The full FCC voted to impose a per station penalty of $512,228 against 14 broadcasters and a reduced $30,000 penalty against another over violations of good faith negotiation rules in retransmission consent negotiations with AT&T and subsidiary DirecTV. The 4-0 heavily redacted forfeiture order was released Wednesday afternoon.

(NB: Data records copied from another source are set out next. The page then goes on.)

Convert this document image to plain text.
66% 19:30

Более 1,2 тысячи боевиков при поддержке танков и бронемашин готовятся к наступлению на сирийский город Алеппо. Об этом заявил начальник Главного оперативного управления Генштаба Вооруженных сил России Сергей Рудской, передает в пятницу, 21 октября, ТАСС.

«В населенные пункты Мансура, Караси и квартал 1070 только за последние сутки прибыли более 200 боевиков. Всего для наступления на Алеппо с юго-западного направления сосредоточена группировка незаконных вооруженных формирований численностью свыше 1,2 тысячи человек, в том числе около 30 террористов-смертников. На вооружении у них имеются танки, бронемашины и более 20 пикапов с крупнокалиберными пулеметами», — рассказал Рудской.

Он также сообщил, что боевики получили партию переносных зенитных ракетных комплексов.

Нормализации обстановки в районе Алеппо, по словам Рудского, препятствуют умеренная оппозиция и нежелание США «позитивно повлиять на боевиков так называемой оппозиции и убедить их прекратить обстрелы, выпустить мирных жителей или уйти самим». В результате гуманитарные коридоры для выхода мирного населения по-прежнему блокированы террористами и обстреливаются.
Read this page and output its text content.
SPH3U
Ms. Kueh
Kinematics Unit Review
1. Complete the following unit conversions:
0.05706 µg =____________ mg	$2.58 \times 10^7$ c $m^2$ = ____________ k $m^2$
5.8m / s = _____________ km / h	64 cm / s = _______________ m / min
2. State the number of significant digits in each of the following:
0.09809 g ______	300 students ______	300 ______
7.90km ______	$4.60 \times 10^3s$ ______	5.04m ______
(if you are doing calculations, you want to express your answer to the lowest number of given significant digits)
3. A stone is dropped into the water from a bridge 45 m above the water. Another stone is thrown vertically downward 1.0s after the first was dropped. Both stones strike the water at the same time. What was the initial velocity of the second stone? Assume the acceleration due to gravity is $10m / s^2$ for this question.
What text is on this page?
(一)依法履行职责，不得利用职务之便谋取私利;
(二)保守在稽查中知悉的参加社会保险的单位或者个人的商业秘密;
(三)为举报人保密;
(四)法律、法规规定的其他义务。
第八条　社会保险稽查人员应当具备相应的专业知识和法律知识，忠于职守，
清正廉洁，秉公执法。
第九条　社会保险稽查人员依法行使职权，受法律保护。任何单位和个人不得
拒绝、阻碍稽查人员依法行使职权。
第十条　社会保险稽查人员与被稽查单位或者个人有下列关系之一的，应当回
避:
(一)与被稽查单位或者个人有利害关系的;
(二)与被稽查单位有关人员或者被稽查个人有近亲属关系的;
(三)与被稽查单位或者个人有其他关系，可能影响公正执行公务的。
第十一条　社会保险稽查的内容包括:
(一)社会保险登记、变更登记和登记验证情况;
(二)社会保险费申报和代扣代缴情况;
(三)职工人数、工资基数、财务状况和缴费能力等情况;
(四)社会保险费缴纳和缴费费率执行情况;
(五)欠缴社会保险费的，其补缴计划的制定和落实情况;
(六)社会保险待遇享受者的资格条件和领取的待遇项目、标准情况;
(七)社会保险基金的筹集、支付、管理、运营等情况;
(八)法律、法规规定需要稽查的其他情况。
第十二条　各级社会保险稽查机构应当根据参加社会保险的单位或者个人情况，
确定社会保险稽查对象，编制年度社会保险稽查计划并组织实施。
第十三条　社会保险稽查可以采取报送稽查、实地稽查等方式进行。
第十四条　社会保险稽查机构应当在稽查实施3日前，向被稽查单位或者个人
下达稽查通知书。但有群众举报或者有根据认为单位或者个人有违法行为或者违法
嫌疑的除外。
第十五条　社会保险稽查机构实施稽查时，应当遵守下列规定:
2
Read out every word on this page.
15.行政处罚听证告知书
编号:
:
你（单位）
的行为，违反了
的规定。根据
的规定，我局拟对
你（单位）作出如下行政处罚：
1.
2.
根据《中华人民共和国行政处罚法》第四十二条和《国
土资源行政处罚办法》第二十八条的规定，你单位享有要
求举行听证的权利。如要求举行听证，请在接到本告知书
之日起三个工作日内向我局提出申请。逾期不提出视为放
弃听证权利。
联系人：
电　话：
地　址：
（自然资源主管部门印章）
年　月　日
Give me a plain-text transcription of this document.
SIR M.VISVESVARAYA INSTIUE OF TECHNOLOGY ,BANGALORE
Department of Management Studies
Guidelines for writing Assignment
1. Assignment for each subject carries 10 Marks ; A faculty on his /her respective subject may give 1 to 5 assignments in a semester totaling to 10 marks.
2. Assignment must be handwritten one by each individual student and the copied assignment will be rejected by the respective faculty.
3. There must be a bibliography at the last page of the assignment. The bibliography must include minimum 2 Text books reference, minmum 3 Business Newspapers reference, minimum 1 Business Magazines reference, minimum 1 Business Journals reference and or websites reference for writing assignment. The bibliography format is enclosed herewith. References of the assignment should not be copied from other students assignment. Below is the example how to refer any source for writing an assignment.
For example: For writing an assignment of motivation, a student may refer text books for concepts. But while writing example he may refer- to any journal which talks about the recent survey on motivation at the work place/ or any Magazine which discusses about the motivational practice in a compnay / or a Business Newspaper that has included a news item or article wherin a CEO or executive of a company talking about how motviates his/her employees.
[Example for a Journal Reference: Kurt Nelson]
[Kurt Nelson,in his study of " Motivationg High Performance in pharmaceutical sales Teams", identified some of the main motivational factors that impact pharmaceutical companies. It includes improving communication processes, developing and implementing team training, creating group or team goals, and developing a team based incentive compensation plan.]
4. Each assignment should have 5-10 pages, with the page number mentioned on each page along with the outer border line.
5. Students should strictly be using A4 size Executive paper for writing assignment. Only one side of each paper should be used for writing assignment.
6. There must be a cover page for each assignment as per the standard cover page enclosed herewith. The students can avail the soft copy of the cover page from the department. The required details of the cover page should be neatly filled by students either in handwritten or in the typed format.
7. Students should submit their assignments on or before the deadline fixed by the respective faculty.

DOJ will require Gray Television to divest stations to Byron Allen’s Allen Media as a condition of approving Gray’s proposed $925 million buy of Quincy Media, an arrangement that mirrors the divestiture plan Gray announced in April (see 2104290067). DOJ’s announcement Wednesday is likely a sign that the Quincy acquisition will close in the coming days, said an informed broadcast lawyer. “Without the required divestitures, Gray’s acquisition of Quincy threatens significant competitive harm to cable and satellite TV subscribers and small businesses that advertise on broadcast television,” said Antitrust Division acting Assistant Attorney General Richard Powers. DOJ filed a civil antitrust suit alongside its proposed settlement in U.S. District Court in Washington. Without the divestiture plan, the transaction “would enable Gray to blackout more Big Four stations simultaneously” in the overlapping markets “than either Gray or Quincy could blackout independently today,” DOJ said. Powers said the divestitures are “a complete resolution” of DOJ’s concerns and praised the broadcasters involved as acting in “good faith.” The 10 divestitures involve seven markets: KVOA Tucson; WKOW Madison, Wisconsin; WSIL-TV Harrisburg, Illinois, and its satellite station KPOB-TV Poplar Bluff, Missouri; KWWL Waterloo, Iowa; Wisconsin's WXOW La Crosse and satellite WQOW Eau Claire; Wisconsin's WAOW Wasau and satellite WMOW Crandon; and WREX Rockford, Illinois. Neither Gray nor Allen Media commented Wednesday. Gray said in April the arrangement was intended to facilitate regulatory approval of the Quincy deal, which will send 11 stations to Gray. The divestitures don’t include the CW and MeTV programming streams broadcast on the digital subchannels of the stations, the DOJ proposed final judgment said. “Defendants’ retention of those CW and MeTV programming streams will not prevent the divestiture buyer from operating the Divestiture Stations as viable, independent competitors.”